Entrevista:O Estado inteligente

quarta-feira, julho 30, 2008

Celso Ming - Também não foi desta vez




O Estado de S. Paulo
30/7/2008

Se apontar culpados resolvesse, haveria um punhado deles.

Agora é tentar entender por que a Rodada Doha naufragou mais uma vez, depois de sete anos de vaivéns e de uma maratona de nove dias de exaustivas negociações em Genebra.

O impasse não foi ultrapassado nem sequer no primeiro estágio, ou seja, nas negociações entre as sete maiores potências comerciais: Estados Unidos, União Européia, Japão, Austrália, Brasil, China e Índia.

Vistas as coisas pelo retrovisor, verificou-se que o ministro da Agricultura, Reinhold Stephanes, acabou tendo certa dose de razão. Dia 24, em entrevista ao Estado, disse que as negociações não serviriam para nada e que o maior consumo mundial de alimentos acabará servindo mais para abrir o mercado global para os produtos agrícolas do Brasil do que a lengalenga de Doha.

No entanto, Stephanes errou em dois pontos. Errou ao apostar no fracasso e, assim, ao desautorizar o negociador brasileiro, o chanceler Celso Amorim, que apostava as fichas num desfecho favorável. E errou ao desconsiderar que, apesar de tudo, o acordo multilateral é o caminho mais rápido para a abertura dos mercados também para o produto industrial brasileiro.

Se forem fechadas as portas para um acordo multilateral, ficará inevitável a multiplicação da barafunda dos acordos bilaterais, que estreitam ainda mais o mercado para quem fica de fora.

Apesar de tudo, é prematuro proclamar o colapso definitivo. A Rodada ainda não foi totalmente encerrada e as discussões sempre poderão ser reabertas tão logo se criem novas condições políticas. Situações assim, em geral, só melhoram depois que piorarem ainda mais. E podem piorar.

O mundo está mais protecionista e esta é a principal razão pela qual ficou tudo emperrado. Os dois principais candidatos à presidência dos Estados Unidos estão comprometidos com os grandes interesses agrícolas e os dirigentes europeus, especialmente os da França, não dizem outra coisa. China e Índia, por sua vez, ainda não sentem que têm autonomia de vôo e jogaram pesado em mais proteção comercial.

Como todos procuravam um acordo, com a interrupção das negociações perderam todos. O mundo enfrenta séria crise financeira de desfecho imprevisível. Como venceu o lado do cada um por si, as incertezas aumentaram e parece mais difícil uma ação coordenada capaz de pavimentar a saída desse atoleiro.

Do ponto de vista estritamente comercial, é difícil saber quem vai perder mais. O dólar ganhou muito com o processo de globalização, cuja peça fundamental é a liberação do comércio, e isso parece apontar para o maior perdedor. A falta de maior acesso dos produtos industrializados aos mercados emergentes também tende a estreitar a perspectiva comercial dos países ricos.

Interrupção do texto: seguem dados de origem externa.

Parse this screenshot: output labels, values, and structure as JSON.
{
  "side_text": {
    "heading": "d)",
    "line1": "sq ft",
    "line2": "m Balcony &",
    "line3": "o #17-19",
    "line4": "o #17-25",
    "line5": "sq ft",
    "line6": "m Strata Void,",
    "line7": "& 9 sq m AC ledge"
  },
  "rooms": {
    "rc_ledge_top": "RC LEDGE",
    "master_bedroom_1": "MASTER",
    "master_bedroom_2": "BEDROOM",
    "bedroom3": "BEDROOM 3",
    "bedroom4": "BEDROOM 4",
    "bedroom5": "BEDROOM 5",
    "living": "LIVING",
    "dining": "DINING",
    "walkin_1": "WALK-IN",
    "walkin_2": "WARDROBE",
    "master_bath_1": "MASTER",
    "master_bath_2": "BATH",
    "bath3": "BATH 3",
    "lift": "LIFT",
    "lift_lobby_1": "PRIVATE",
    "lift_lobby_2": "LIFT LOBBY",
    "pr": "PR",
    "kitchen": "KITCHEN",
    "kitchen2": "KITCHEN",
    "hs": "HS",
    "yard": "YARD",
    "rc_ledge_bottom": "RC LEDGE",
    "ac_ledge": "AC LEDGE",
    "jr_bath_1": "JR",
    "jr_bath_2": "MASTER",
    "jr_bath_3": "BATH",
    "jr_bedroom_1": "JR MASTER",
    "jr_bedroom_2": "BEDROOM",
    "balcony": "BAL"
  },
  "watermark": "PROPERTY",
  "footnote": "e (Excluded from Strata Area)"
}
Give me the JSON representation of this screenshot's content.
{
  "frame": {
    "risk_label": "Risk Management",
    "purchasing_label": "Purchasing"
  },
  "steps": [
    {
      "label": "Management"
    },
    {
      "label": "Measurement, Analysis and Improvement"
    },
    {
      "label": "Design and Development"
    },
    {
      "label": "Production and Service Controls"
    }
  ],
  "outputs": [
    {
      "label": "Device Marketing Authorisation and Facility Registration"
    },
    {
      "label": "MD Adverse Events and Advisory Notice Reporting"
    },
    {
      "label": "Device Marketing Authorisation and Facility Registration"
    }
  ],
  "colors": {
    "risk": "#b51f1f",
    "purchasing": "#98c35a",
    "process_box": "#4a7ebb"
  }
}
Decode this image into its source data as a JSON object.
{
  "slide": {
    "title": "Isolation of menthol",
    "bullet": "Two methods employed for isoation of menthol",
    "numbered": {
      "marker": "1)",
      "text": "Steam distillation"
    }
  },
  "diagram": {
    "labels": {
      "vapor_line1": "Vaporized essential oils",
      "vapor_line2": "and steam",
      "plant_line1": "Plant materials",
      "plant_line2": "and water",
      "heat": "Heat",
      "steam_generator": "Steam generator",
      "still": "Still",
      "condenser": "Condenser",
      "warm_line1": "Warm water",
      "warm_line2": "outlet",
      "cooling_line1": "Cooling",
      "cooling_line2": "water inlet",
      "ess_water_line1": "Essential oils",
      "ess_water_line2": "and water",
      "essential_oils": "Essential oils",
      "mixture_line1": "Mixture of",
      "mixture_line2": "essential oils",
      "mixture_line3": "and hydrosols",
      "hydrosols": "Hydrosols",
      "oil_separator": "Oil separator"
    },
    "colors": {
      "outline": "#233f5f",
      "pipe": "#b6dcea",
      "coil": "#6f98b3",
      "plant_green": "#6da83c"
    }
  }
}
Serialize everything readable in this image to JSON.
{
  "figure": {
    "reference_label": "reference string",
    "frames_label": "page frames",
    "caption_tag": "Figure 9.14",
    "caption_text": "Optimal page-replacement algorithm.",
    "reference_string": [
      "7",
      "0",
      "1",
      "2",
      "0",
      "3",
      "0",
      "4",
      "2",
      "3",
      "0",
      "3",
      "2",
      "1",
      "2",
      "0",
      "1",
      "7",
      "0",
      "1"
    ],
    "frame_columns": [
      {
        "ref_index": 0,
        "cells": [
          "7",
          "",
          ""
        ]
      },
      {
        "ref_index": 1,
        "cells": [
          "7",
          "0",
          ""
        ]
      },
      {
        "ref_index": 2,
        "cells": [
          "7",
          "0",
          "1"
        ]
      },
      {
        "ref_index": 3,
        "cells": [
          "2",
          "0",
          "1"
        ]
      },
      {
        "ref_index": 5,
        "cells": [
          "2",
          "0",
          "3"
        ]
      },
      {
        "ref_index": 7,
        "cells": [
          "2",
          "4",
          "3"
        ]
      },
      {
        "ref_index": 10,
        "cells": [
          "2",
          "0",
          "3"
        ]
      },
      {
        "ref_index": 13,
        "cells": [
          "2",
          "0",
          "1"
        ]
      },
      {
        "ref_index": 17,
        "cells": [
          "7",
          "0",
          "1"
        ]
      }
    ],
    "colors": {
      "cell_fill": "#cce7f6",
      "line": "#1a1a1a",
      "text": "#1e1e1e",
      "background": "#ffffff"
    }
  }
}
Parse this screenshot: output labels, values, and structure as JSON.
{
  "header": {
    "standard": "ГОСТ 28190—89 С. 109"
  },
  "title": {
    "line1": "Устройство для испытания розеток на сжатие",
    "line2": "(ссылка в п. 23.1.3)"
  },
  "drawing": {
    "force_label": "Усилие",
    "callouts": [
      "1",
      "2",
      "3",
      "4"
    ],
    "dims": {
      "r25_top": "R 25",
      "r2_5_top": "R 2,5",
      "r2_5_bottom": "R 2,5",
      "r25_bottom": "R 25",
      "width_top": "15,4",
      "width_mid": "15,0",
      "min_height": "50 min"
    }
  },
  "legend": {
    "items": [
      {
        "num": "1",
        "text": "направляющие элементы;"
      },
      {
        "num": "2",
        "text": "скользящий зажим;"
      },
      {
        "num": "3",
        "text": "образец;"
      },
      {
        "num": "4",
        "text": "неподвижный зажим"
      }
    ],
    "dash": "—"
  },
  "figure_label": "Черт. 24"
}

A indústria brasileira enfrentará o estreitamento protecionista do mercado externo. É possível que Stephanes tenha um pedaço de razão quando prevê o crescimento da demanda para os produtos agrícolas nacionais. Mas essa posição pode ter deixado de levar em conta que os maiores mercados emergentes (China e Índia) também prenunciaram aumento da proteção a seu próprio produto agrícola.

É juntar os cacos e esperar para ver.


Entenda

Quebrar a retranca - Essas negociações são necessárias porque os 153 países membros da Organização Mundial do Comércio querem abertura dos mercados para seu produto e fechamento (proteção) do próprio mercado para o dos outros.

A atual Rodada leva o nome da capital do Catar, Doha, onde tudo começou. Se tivesse sucesso, os ganhos em faturamento no comércio não chegariam a US$ 100 bilhões anuais, menos de 0,1% do comércio mundial e metade das exportações brasileiras em um ano.

Parece pouco, mas seria um bom começo. Abriria as portas para concessões futuras.